21 Avril 2023
Je vous avais déjà présenté les huiles essentielles pour soigner les orchidées (ici). Voici un complément d'informations concernant leur usage dans nos jardins.
Bien sûr toutes les précautions d'emploi que je vous avais citées doivent être respectées.
Usage des HE pour l’agriculture
Depuis longtemps les plantes aromatiques sont utilisées en Afrique pour la protection des céréales dans les silos.
En 1250 ap. J.C., Ibn al’Awwâm écrit qu'il est possible de changer l’arôme des arbres fruitiers par des intrants d’HE au niveau des racines.
Chez nous, des travaux de recherches ont démarré dans les années 90 mais les HE ne percent pas suite à la mise sur le marché de molécules de synthèse. Il faudra attendre le début des années 2000 pour voir leur emploi démarrer timidement.
Freins à leur usage en agriculture
Les HE autorisées en Europe :
Pourquoi utiliser des huiles essentielles pour soigner nos plantes ?
Une plante malade peut être attaquée par un virus, une bactérie, un champignon ou des parasites. Or les huiles essentielles ont des vertus antivirales, antibactériennes, fongicides et antiparasitaires. Elles peuvent être également répulsives. Certaines ont des propriétés antigerminatives.
Leur production est moins polluante que les produits de synthèse car elle ne nécessite qu’un alambic et des plantes et pas de produits chimiques à base de pétrole.
Elles sont biodégradables.
Les HE sont des mélanges complexes, il y a jusqu’à 100 à 200 substances différentes dans une HE, ce qui rend les phénomènes d’adaptation et de résistance plus difficiles puisque l'organisme (germe, ravageur) doit développer des résistances pour autant de molécules.
L' utilisation des HE permet de réduire l’usage des pesticides et des produits à base de cuivre (non biodégradable). Les agriculteurs, viticulteurs qui les emploient les associent généralement à des traitements tels que des infusions, décoctions et purins de plantes puisqu'ils cultivent en bio.
Exemples :
Modes d'action des HE
Action chimique
On distingue :
→ Une action directe : la plupart des HE attaque la membrane cellulaire des micro-organismes ou des nuisibles. Elles peuvent inhiber les molécules de détoxification au sein de la cellule. Elles peuvent également être neurotoxiques. Finalement, elles ont une action larvicide, adulticide, répulsive ou inhibitrice de croissance sur les ravageurs
→ Une action systémique : les HE pénètrent la cuticule foliaire et circulent dans la sève atteignant toutes les parties de la plante. Ingérées par le ravageurs, elles les intoxiquent.
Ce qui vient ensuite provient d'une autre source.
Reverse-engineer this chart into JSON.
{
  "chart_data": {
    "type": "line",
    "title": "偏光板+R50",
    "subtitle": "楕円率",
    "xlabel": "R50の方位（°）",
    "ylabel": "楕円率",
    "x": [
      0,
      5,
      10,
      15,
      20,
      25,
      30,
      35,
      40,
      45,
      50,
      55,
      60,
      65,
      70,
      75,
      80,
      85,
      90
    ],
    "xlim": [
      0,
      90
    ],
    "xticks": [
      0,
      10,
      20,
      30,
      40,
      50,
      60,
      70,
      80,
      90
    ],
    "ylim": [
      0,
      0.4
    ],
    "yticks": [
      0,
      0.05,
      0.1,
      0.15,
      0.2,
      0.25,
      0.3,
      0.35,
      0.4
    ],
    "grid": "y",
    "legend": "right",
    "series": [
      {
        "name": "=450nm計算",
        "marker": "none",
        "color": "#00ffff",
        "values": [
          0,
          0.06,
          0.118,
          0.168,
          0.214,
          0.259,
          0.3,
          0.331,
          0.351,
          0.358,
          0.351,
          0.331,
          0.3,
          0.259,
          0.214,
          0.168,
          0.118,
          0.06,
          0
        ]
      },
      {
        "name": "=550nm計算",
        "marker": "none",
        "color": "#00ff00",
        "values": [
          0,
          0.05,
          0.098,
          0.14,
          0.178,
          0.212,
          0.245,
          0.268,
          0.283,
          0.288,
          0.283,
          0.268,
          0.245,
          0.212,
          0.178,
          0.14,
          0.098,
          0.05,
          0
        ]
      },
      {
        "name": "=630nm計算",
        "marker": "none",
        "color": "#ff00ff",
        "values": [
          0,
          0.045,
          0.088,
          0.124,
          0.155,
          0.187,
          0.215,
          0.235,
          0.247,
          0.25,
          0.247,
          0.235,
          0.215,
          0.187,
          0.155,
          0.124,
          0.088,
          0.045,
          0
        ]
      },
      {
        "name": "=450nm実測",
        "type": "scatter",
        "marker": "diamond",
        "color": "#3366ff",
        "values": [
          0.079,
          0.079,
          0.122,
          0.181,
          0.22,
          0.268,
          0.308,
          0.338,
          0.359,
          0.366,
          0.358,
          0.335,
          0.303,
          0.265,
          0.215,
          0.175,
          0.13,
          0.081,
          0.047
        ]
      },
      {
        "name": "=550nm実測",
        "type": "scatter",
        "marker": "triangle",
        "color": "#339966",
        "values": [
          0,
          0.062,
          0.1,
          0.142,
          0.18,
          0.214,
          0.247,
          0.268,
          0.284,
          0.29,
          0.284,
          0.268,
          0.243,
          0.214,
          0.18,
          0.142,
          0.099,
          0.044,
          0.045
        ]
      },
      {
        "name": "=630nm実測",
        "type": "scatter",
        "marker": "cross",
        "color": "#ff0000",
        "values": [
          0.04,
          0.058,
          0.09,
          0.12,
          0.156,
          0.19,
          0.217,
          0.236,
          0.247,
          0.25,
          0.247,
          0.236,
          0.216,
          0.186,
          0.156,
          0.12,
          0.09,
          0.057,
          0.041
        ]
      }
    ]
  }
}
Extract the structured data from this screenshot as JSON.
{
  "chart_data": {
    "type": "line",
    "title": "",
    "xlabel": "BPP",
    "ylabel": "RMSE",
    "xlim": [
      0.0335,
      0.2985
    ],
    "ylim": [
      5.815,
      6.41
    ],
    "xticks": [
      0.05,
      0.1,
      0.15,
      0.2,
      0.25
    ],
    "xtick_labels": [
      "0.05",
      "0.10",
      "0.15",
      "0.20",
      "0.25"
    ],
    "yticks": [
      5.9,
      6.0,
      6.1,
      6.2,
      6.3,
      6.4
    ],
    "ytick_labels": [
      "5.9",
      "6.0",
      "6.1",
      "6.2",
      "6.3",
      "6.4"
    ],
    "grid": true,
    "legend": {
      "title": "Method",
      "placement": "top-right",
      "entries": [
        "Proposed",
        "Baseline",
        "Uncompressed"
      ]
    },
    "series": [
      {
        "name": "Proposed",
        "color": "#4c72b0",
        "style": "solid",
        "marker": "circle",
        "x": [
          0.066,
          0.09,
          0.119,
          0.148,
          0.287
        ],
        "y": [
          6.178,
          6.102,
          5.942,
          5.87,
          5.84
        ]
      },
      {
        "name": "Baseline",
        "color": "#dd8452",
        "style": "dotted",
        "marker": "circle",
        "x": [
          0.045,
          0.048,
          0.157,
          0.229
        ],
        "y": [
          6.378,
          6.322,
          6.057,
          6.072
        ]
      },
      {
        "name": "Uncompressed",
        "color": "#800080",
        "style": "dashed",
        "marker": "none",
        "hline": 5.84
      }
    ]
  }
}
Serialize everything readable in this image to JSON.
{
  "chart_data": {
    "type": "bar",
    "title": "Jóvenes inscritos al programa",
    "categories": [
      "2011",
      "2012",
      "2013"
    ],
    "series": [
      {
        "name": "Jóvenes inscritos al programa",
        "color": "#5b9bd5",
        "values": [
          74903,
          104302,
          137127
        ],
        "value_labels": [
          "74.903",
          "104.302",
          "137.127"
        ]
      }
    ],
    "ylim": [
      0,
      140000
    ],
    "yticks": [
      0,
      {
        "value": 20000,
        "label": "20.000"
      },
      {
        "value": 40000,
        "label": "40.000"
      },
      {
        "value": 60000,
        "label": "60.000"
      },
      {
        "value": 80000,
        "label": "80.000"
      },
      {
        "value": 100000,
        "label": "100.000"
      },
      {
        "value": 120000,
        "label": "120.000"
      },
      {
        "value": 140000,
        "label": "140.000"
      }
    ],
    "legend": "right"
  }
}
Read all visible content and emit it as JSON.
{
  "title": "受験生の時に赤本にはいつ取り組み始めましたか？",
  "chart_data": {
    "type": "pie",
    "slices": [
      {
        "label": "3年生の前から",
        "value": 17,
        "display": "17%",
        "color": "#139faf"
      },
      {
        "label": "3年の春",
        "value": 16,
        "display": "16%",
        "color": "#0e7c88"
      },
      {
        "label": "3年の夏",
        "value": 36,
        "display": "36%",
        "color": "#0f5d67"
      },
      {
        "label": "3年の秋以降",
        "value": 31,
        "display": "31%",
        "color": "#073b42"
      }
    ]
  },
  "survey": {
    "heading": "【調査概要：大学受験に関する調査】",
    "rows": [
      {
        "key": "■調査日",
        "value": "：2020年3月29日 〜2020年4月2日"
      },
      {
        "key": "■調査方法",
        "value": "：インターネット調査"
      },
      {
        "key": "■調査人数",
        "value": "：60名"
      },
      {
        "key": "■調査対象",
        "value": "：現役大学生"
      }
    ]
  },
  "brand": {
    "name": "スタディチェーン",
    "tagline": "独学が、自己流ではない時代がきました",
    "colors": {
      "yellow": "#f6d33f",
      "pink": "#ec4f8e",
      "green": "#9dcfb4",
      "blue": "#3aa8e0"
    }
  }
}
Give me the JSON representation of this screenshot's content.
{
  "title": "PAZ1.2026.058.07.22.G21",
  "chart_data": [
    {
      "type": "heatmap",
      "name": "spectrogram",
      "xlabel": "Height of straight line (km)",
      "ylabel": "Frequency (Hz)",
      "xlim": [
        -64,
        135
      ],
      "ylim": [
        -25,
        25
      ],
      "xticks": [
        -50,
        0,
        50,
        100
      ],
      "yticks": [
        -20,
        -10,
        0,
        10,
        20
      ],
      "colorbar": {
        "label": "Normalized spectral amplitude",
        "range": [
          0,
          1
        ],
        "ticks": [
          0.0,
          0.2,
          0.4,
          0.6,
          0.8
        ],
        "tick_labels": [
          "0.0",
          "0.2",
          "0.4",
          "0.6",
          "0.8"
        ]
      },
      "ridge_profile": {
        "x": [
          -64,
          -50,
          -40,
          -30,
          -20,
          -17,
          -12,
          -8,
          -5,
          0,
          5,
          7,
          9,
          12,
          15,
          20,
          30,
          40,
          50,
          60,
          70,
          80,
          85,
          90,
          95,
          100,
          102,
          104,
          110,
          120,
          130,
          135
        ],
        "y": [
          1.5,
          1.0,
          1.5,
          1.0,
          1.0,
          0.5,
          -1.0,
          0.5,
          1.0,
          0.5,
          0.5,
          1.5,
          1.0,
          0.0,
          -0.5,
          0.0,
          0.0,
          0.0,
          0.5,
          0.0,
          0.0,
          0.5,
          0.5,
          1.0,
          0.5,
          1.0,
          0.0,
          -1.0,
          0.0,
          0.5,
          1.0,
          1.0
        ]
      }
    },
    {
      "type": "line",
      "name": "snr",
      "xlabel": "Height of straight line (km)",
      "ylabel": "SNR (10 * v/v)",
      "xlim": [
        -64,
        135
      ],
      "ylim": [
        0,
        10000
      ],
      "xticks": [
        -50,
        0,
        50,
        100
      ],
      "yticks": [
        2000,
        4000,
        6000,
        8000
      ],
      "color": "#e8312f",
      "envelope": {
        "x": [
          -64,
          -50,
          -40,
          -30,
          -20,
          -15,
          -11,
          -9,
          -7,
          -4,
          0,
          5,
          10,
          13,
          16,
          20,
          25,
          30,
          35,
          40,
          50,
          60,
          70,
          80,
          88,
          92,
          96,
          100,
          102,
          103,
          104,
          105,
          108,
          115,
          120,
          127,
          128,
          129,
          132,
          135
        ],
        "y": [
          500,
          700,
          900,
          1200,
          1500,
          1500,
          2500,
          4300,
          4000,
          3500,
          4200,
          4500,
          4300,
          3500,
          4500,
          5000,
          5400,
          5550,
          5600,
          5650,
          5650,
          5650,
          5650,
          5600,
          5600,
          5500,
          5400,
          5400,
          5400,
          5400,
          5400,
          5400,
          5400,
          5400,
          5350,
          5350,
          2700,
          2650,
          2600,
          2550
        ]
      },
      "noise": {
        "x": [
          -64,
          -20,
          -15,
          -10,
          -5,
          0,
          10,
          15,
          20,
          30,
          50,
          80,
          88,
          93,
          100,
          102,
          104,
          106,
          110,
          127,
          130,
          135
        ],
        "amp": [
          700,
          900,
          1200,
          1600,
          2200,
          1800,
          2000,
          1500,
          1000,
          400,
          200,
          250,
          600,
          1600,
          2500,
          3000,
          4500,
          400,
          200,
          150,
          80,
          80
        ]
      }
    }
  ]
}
→ Une action indirecte : lors de leur évaporation elles sont inhalées par les insectes (mâles plus sensibles).
Action diathermique (HE en diffusion libèrent de l’énergie sous forme d’ondes lumineuses qui ont des paramètres électriques et magnétiques) / action odoriférante
Ces deux actions modifient le comportement des insectes : appel aux auxiliaires (utilisé par exemple avec l'HE de lavandin pour attirer les pollinisateurs dans les cultures d'abricotiers) ou action répulsive. De plus, l'action diathermique stimule la croissance et renforce l'immunité de la plante.
Quand et comment utiliser les huiles essentielles pour soigner nos plantes ?
En agriculture, les huiles essentielles ne sont jamais utilisées en première intention. Elles sont réservées aux cas difficiles après un premier traitement. Par exemple, une plante infestée de pucerons sera traitée dans un premier temps par des pulvérisations de savon noir. S’il reste encore des indésirables, une solution d’huile essentielle de menthe pourra être utilisée.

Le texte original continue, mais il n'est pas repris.